Another interview tomorrow sees Nadine O’Regan talking to Kate in The Sunday Business Post. You may remember Nadine talking about having heard a playback of the album on Phantom FM here. The print edition hits Irish shops tomorrow and the online edition will be out 10am Monday morning. Update: highlights below, full article here.
“If people want to compare me to Greta Garbo, that’s fine by me,” she laughs. Nothing earth-shatteringly new in this interview, but it is a very nicely written, well-rounded overview of Kate’s career and another Director’s Cut interview that covers Joyce, her thoughts on live work and the pace of her output. The lyrics of Deeper Understanding are reproduced in a sidebar. Conducted over the phone, Kate apologised to Nadine for being late:
“Nadine, I’m so sorry…it’s just been such a nutty day”. Meanwhile Nadine O’Regan comments “I marvel that she’s actually saying my name” O’Regan describes Kate as “warm, deeply likeable and even maternal.” The intensity of this current period for Kate is evident.
“At the moment it’s just ridiculously busy” The article should be online tomorrow at
the Sunday Business Post website. The same “Tibetan girl” photo is used in the article and, as with the Irish Times, it features on the front cover of the paper also. This photo seems to be credited to Trevor Leighton, not John Carder Bush but I’ll try to confirm that.
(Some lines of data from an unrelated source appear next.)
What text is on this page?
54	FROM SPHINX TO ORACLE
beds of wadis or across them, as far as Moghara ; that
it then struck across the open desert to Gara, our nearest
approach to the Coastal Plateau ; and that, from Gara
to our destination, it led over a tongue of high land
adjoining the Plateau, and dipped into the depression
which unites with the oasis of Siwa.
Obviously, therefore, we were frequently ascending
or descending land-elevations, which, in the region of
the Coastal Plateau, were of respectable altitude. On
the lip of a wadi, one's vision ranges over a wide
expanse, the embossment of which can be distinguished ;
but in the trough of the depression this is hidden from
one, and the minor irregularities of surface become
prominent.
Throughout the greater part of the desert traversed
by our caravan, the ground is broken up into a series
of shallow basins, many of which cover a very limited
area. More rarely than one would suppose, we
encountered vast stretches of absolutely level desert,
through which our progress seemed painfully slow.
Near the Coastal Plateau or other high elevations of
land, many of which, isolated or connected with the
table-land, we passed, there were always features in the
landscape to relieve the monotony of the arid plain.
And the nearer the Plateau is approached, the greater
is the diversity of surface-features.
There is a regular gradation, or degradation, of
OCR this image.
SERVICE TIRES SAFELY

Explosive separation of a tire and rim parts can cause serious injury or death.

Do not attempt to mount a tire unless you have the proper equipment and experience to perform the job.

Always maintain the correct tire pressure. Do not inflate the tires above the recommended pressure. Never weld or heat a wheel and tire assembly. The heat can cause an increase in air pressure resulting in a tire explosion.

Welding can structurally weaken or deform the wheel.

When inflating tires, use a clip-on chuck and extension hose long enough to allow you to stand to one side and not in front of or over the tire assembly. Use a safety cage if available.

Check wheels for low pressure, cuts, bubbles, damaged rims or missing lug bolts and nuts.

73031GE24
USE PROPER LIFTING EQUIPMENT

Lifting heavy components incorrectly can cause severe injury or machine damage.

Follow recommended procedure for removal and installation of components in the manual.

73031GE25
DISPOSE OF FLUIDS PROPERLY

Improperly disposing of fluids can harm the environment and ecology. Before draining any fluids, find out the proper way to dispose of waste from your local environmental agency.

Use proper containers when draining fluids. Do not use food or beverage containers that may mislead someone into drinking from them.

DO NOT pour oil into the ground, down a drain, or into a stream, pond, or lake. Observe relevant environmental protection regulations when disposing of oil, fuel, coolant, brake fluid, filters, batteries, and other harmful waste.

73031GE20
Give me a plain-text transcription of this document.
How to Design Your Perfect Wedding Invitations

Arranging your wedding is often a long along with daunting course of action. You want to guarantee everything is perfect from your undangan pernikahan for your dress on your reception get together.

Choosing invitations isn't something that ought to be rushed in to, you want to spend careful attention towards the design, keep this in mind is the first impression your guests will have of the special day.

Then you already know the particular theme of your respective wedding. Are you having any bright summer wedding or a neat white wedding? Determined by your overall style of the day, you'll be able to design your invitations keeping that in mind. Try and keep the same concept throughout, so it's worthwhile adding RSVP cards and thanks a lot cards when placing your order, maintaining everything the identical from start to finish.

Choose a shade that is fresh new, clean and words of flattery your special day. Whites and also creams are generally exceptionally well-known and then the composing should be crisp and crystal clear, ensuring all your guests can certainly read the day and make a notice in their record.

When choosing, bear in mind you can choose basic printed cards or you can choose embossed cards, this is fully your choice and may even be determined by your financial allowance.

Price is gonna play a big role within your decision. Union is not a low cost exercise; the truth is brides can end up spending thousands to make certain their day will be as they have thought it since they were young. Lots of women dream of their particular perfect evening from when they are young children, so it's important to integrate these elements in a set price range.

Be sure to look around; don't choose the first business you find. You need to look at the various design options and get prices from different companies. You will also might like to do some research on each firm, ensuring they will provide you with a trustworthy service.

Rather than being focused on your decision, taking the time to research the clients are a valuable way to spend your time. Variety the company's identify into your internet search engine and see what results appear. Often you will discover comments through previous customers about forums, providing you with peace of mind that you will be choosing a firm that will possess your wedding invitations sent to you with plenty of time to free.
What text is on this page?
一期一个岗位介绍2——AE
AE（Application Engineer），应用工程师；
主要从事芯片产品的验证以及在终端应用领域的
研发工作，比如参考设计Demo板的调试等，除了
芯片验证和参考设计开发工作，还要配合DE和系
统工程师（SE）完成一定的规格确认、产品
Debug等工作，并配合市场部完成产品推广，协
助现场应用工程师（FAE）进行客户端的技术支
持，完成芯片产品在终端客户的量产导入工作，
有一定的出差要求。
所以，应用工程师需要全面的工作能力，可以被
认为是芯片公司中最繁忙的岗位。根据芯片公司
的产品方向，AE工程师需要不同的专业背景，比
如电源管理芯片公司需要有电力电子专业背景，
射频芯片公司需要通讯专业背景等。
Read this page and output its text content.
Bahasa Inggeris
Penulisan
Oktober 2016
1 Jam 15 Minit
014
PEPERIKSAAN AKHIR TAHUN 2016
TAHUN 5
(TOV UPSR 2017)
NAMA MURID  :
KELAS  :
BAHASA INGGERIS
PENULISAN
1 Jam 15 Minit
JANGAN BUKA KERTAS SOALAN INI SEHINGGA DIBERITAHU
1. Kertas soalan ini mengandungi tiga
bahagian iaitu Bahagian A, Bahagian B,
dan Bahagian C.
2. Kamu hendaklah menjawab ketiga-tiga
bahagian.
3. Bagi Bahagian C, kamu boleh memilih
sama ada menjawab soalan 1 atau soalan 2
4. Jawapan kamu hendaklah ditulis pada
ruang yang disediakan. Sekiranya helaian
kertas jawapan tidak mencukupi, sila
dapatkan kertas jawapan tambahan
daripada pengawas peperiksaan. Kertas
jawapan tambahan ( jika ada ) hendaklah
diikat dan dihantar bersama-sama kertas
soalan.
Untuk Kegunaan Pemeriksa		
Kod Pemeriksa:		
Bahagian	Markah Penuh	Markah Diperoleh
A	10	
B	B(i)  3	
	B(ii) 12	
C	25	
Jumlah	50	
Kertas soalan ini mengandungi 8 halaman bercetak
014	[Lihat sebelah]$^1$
On Director’s Cut: “I think of it as a new record. It doesn’t feel to me like they come from two separate pieces of time”. On recording techniques: “With The Red Shoes, that was done at a time when digital equipment had suddenly come on the scene. Although there are advantages to working digitally, it doesn’t have the same warmth and fullness that analogue has – so for this record, we transferred any original performances that we were keeping back to analogue tape. I worked between analogue and Pro Tools – hopefully getting the best of both worlds: the warmth of analogue and the technical agility of Pro Tools. With This Woman’s Work and Moments of Pleasure, I just wanted to start from scratch. And take the key down a bit because my voice is lower now. And take away some of the elements that clutter it up a bit.” On losing her mum while making The Red Shoes: “It was (tough)….life has a way of throwing things at you. But I had written all the songs. And that was a blessing because just to carry on the recording after she died was not so difficult as if I had to be writing material.” On live performance: “It’s a fascinating art form. There’s a great spontaneity and vulnerability to it.”